Toen maakte zich Jozua op, en al het krijgsvolk, om op te trekken naar Ai. En Jozua verkoos dertig duizend mannen, strijdbare helden, en hij zond hen bij nacht uit,
4 And he commanded them saying see you [are] lying in wait for the city behind the city may not you go far away from the city very and you will be all of you prepared.
En gebood hun, zeggende: Ziet toe, gijlieden zult der stad lagen leggen van achter de stad; houdt u niet zeer verre van de stad, en weest gij allen bereid.
5 And I and all the people which [is] with me we will draw near to the city and it will be that they will come out to meet us just as at the first [time] and we will flee before them.
Ik nu, en al het volk, dat bij mij is, zullen tot de stad naderen; en het zal geschieden, wanneer zij ons tegemoet zullen uitgaan, gelijk als in het eerst, zo zullen wij voor hun aangezicht vlieden.
6 And they will come out after us until have drawn out we them from the city for they will say [they are] fleeing before us just as at the first [time] and we will flee before them.
Laat hen dan uitkomen achter ons, totdat wij hen van de stad aftrekken; want zij zullen zeggen: Zij vlieden voor onze aangezichten, gelijk als in het eerst; zo zullen wij vlieden voor hun aangezichten.
7 And you you will arise from the ambush and you will take possession of the city and he will give it Yahweh God your in hand your.
Dan zult gijlieden opstaan uit de achterlage, en gij zult de stad innemen; want de HEERE, uw God, zal ze in uw hand geven.

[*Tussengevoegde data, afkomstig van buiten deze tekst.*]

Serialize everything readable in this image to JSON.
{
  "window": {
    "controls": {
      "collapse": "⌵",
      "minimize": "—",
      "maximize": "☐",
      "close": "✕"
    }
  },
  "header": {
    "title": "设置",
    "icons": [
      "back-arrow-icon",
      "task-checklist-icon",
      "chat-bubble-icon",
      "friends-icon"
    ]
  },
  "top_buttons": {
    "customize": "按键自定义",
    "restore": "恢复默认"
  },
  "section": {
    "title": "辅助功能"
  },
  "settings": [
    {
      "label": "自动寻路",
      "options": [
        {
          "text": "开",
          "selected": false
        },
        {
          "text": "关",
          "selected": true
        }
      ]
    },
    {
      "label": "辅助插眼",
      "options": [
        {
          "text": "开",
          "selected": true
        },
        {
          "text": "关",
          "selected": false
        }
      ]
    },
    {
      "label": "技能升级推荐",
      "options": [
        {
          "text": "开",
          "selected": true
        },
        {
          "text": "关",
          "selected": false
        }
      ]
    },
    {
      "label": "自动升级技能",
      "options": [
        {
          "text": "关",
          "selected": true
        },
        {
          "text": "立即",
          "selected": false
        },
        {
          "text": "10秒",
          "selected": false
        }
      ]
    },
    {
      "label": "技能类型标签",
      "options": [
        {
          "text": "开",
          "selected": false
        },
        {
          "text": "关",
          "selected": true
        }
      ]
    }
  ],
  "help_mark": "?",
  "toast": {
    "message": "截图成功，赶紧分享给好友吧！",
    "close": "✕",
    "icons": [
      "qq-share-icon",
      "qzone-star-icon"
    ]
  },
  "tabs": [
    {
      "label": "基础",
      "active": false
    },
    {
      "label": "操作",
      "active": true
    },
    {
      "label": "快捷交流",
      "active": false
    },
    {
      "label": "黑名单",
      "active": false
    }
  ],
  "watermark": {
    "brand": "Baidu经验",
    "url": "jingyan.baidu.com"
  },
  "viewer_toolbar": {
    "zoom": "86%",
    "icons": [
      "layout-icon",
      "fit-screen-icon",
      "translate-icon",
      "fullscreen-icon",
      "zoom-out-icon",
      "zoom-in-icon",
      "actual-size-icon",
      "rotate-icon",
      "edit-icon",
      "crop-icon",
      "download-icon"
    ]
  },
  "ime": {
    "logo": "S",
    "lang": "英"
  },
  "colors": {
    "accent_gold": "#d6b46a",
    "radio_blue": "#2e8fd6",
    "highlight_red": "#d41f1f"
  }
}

8 And it will be when have captured you the city you will set on fire the city with fire according to [the] word of Yahweh you will do see I have commanded you.
En het zal geschieden, wanneer gij de stad ingenomen hebt, zo zult gij de stad met vuur aansteken; naar het woord des HEEREN zult gijlieden doen; ziet, ik heb het ulieden geboden.
9 And he sent out them Joshua and they went to the ambush and they remained between Beth-el and between Ai from [the] west of Ai and he stayed Joshua in the night that in among the people.
Alzo zond Jozua hen heen, en zij gingen naar de achterlage, en zij bleven tussen Beth-El en tussen Ai, tegen het westen van Ai; maar Jozua overnachtte dien nacht in het midden des volks.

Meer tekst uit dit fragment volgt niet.